Visual puncak Gunung Merapi dari pos Pengamatan Gunung Merapi di Selo, Boyolali, Minggu (3/3) pagi. - Twitter/BPPTKG DIY
17 Februari 2020 19:17 WIB Abdul Hamied Razak Sleman Share :

Harianjogja.com, SLEMAN- Pemkab kembali mengingatkan masyarakat untuk mewaspadai aktivitas Gunung Merapi. Pemkab berharap masyarakat di lereng Merapi meningkatkan literasi kebencanaan untuk menekan risiko jatuhnya korban jika terjadi erupsi terjadi.

Wakil Bupati Sleman, Sri Muslimatun mengatakan meskipun bencana tidak bisa dihindari namun jatuhnya korban jiwa tetap bisa diantisipasi. Pemkab terus memberikan koperasi kebencanaan kepada masyarakat, khususnya lokasi-lokasi yang memiliki potensi bencana. Seperti erupsi Merapi, longsor dan Angin kencang.

"Ada dua implikasi ancaman terkait kondisi Merapi saat ini. Meliputi ancaman jangka pendek dan ancaman jangka panjang. Kedua implikasi ini kami terus antisipasi," katanya saat pengukuhan SMPN 2 Pakem sebagai Satuan Pendidikan Aman Bencana (SPAB), Senin (17/2/2020).

Dia mengatakan, ada ancaman jangka pendek yang harus dihadapi dan harus diantisipasi. Jika kubah lava yang terus tumbuh kemudian mencapai volume kritis, maka dampak yang ditimbulkan mulai munculnya awan panas (wedhus gembel) hingga longsornya material erupsi Merapi. "Antisipasinya, salah satunya kami lakukan sosialisasi kepada warga di wilayah paling rentan terkait kondisi terkini Gunung Merapi. Termasuk memberikan simulasi peringatan dini," katanya.

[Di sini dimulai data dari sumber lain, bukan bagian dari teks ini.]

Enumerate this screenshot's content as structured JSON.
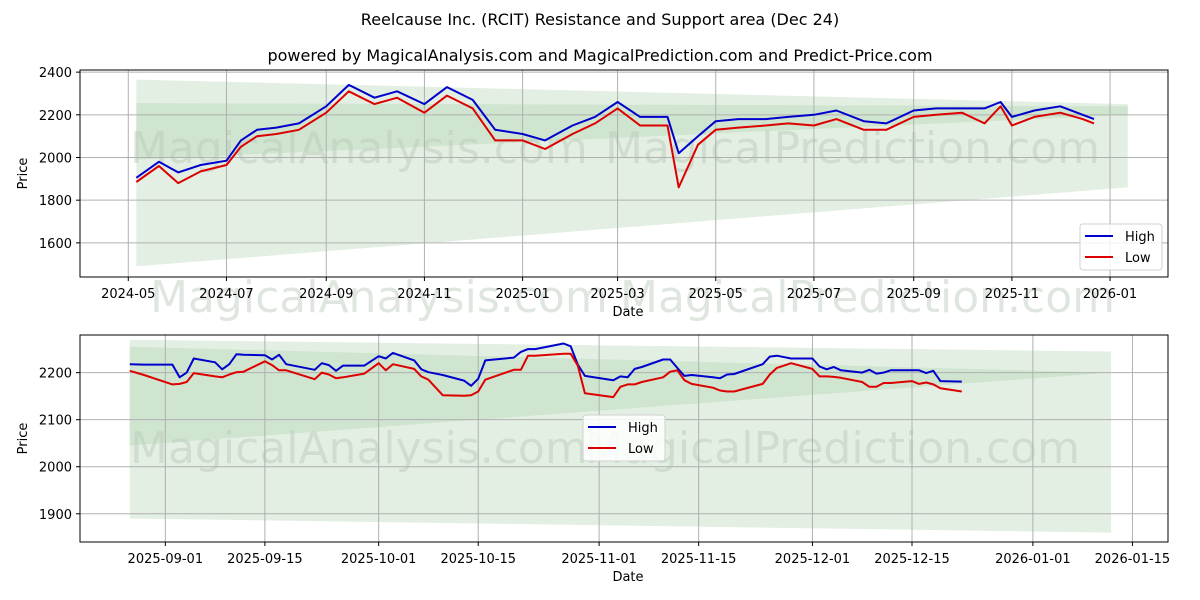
{
  "header": {
    "title": "Reelcause Inc. (RCIT) Resistance and Support area (Dec 24)",
    "subtitle": "powered by MagicalAnalysis.com and MagicalPrediction.com and Predict-Price.com"
  },
  "watermarks": [
    "MagicalAnalysis.com",
    "MagicalPrediction.com"
  ],
  "colors": {
    "high": "#0000cc",
    "low": "#dd0000",
    "band_outer": "#e3efe3",
    "band_inner": "#cfe5cf",
    "grid": "#b0b0b0"
  },
  "chart_data": [
    {
      "type": "line",
      "title": "Full period",
      "xlabel": "Date",
      "ylabel": "Price",
      "ylim": [
        1440,
        2410
      ],
      "xticks": [
        "2024-05",
        "2024-07",
        "2024-09",
        "2024-11",
        "2025-01",
        "2025-03",
        "2025-05",
        "2025-07",
        "2025-09",
        "2025-11",
        "2026-01"
      ],
      "yticks": [
        1600,
        1800,
        2000,
        2200,
        2400
      ],
      "grid": true,
      "legend": {
        "position": "lower right",
        "entries": [
          "High",
          "Low"
        ]
      },
      "x": [
        "2024-05-06",
        "2024-05-20",
        "2024-06-01",
        "2024-06-15",
        "2024-07-01",
        "2024-07-10",
        "2024-07-20",
        "2024-08-01",
        "2024-08-15",
        "2024-09-01",
        "2024-09-15",
        "2024-10-01",
        "2024-10-15",
        "2024-11-01",
        "2024-11-15",
        "2024-12-01",
        "2024-12-15",
        "2025-01-01",
        "2025-01-15",
        "2025-02-01",
        "2025-02-15",
        "2025-03-01",
        "2025-03-15",
        "2025-04-01",
        "2025-04-08",
        "2025-04-20",
        "2025-05-01",
        "2025-05-15",
        "2025-06-01",
        "2025-06-15",
        "2025-07-01",
        "2025-07-15",
        "2025-08-01",
        "2025-08-15",
        "2025-09-01",
        "2025-09-15",
        "2025-10-01",
        "2025-10-15",
        "2025-10-25",
        "2025-11-01",
        "2025-11-15",
        "2025-12-01",
        "2025-12-15",
        "2025-12-22"
      ],
      "series": [
        {
          "name": "High",
          "values": [
            1905,
            1980,
            1930,
            1965,
            1985,
            2080,
            2130,
            2140,
            2160,
            2240,
            2340,
            2280,
            2310,
            2250,
            2330,
            2270,
            2130,
            2110,
            2080,
            2150,
            2190,
            2260,
            2190,
            2190,
            2020,
            2100,
            2170,
            2180,
            2180,
            2190,
            2200,
            2220,
            2170,
            2160,
            2220,
            2230,
            2230,
            2230,
            2260,
            2190,
            2220,
            2240,
            2200,
            2180
          ],
          "color": "#0000cc"
        },
        {
          "name": "Low",
          "values": [
            1885,
            1960,
            1880,
            1935,
            1965,
            2050,
            2100,
            2110,
            2130,
            2210,
            2310,
            2250,
            2280,
            2210,
            2290,
            2230,
            2080,
            2080,
            2040,
            2110,
            2160,
            2230,
            2150,
            2150,
            1860,
            2060,
            2130,
            2140,
            2150,
            2160,
            2150,
            2180,
            2130,
            2130,
            2190,
            2200,
            2210,
            2160,
            2240,
            2150,
            2190,
            2210,
            2180,
            2160
          ],
          "color": "#dd0000"
        }
      ],
      "bands": {
        "resistance": {
          "start": [
            2255,
            2365
          ],
          "end": [
            2240,
            2250
          ]
        },
        "support": {
          "start": [
            1990,
            1490
          ],
          "end": [
            2200,
            1860
          ]
        },
        "x_range": [
          "2024-05-06",
          "2026-01-12"
        ]
      }
    },
    {
      "type": "line",
      "title": "Recent period (zoom)",
      "xlabel": "Date",
      "ylabel": "Price",
      "ylim": [
        1840,
        2280
      ],
      "xticks": [
        "2025-09-01",
        "2025-09-15",
        "2025-10-01",
        "2025-10-15",
        "2025-11-01",
        "2025-11-15",
        "2025-12-01",
        "2025-12-15",
        "2026-01-01",
        "2026-01-15"
      ],
      "yticks": [
        1900,
        2000,
        2100,
        2200
      ],
      "grid": true,
      "legend": {
        "position": "center",
        "entries": [
          "High",
          "Low"
        ]
      },
      "x": [
        "2025-08-27",
        "2025-08-29",
        "2025-09-02",
        "2025-09-03",
        "2025-09-04",
        "2025-09-05",
        "2025-09-08",
        "2025-09-09",
        "2025-09-10",
        "2025-09-11",
        "2025-09-12",
        "2025-09-15",
        "2025-09-16",
        "2025-09-17",
        "2025-09-18",
        "2025-09-22",
        "2025-09-23",
        "2025-09-24",
        "2025-09-25",
        "2025-09-26",
        "2025-09-29",
        "2025-10-01",
        "2025-10-02",
        "2025-10-03",
        "2025-10-06",
        "2025-10-07",
        "2025-10-08",
        "2025-10-10",
        "2025-10-13",
        "2025-10-14",
        "2025-10-15",
        "2025-10-16",
        "2025-10-20",
        "2025-10-21",
        "2025-10-22",
        "2025-10-23",
        "2025-10-27",
        "2025-10-28",
        "2025-10-29",
        "2025-10-30",
        "2025-11-03",
        "2025-11-04",
        "2025-11-05",
        "2025-11-06",
        "2025-11-07",
        "2025-11-10",
        "2025-11-11",
        "2025-11-12",
        "2025-11-13",
        "2025-11-14",
        "2025-11-17",
        "2025-11-18",
        "2025-11-19",
        "2025-11-20",
        "2025-11-24",
        "2025-11-25",
        "2025-11-26",
        "2025-11-28",
        "2025-12-01",
        "2025-12-02",
        "2025-12-03",
        "2025-12-04",
        "2025-12-05",
        "2025-12-08",
        "2025-12-09",
        "2025-12-10",
        "2025-12-11",
        "2025-12-12",
        "2025-12-15",
        "2025-12-16",
        "2025-12-17",
        "2025-12-18",
        "2025-12-19",
        "2025-12-22"
      ],
      "series": [
        {
          "name": "High",
          "values": [
            2218,
            2217,
            2217,
            2190,
            2200,
            2230,
            2222,
            2207,
            2218,
            2239,
            2238,
            2237,
            2228,
            2238,
            2218,
            2206,
            2220,
            2216,
            2204,
            2215,
            2215,
            2235,
            2230,
            2242,
            2226,
            2207,
            2201,
            2195,
            2183,
            2172,
            2187,
            2226,
            2232,
            2244,
            2250,
            2250,
            2262,
            2256,
            2217,
            2193,
            2184,
            2192,
            2190,
            2208,
            2212,
            2228,
            2228,
            2210,
            2193,
            2195,
            2190,
            2188,
            2196,
            2197,
            2218,
            2234,
            2236,
            2230,
            2230,
            2213,
            2207,
            2212,
            2205,
            2200,
            2206,
            2198,
            2200,
            2205,
            2205,
            2205,
            2199,
            2204,
            2182,
            2181
          ],
          "color": "#0000cc"
        },
        {
          "name": "Low",
          "values": [
            2204,
            2195,
            2175,
            2176,
            2180,
            2199,
            2192,
            2190,
            2196,
            2201,
            2202,
            2224,
            2216,
            2205,
            2205,
            2186,
            2200,
            2196,
            2188,
            2190,
            2198,
            2220,
            2205,
            2218,
            2208,
            2192,
            2185,
            2152,
            2151,
            2152,
            2160,
            2185,
            2206,
            2206,
            2236,
            2236,
            2240,
            2240,
            2215,
            2156,
            2148,
            2170,
            2175,
            2175,
            2180,
            2190,
            2202,
            2205,
            2184,
            2176,
            2168,
            2162,
            2160,
            2160,
            2176,
            2196,
            2210,
            2220,
            2208,
            2192,
            2192,
            2191,
            2189,
            2180,
            2170,
            2170,
            2178,
            2178,
            2182,
            2176,
            2179,
            2175,
            2167,
            2160
          ],
          "color": "#dd0000"
        }
      ],
      "bands": {
        "resistance": {
          "start": [
            2255,
            2270
          ],
          "end": [
            2200,
            2245
          ]
        },
        "support": {
          "start": [
            2045,
            1890
          ],
          "end": [
            2200,
            1860
          ]
        },
        "x_range": [
          "2025-08-27",
          "2026-01-12"
        ]
      }
    }
  ]
}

Adapun mitigasi jangka panjang, lanjut Muslimatun, dapat dilakukan dengan menegakkan peraturan terkait tata ruang wilayah berbasis mitigasi bencana. Masalah ini, katanya, sudah diatur dalam UU salah satunya terkait Kawasan Rawan Bencana (KRB) di Merapi. "Penegakan aturan ini telah diamanatkan oleh Undang-undang," jelasnya.

Pemkab sendiri, melalui Badan Penanggulangan Bencana Daerah (BPBD) Sleman terus melakukan monitoring dan pemeliharaan terhadap 37 Early Warning System yang ada di lokasi-lokasi rawan bencana. Baik EWS awan panas dan banjir lahar di Kawasan Gunungapi Merapi, EWS tanah longsor di Kecamatan Prambanan, serta CCTV yang terpasang di beberapa titik kumpul maupun barak pengungsi.

Kepala Pelaksana BPBD Sleman, Joko Supriyanto mengatakan SMPN 2 Pakem merupakan sekolah SPAB terakhir atau SPAB ke 72 yang dibentuk tahun ini. Dia berharap pembentukan SPAB memberikan pengetahuan dan ketrampilan warga sekolah untuk melakukan mitigasi bencana jika dibutuhkan sewaktu-waktu.

"Sleman kita tahu memiliki tujuh potensi ancaman kebencanaan. Mulai dari erupsi gunung Merapi, longsor, banjir, angin dan lainnya. Maka sewajarnya masyarakat harus memiliki kemampuan yang baik untuk mitigasi bencana," terangnya.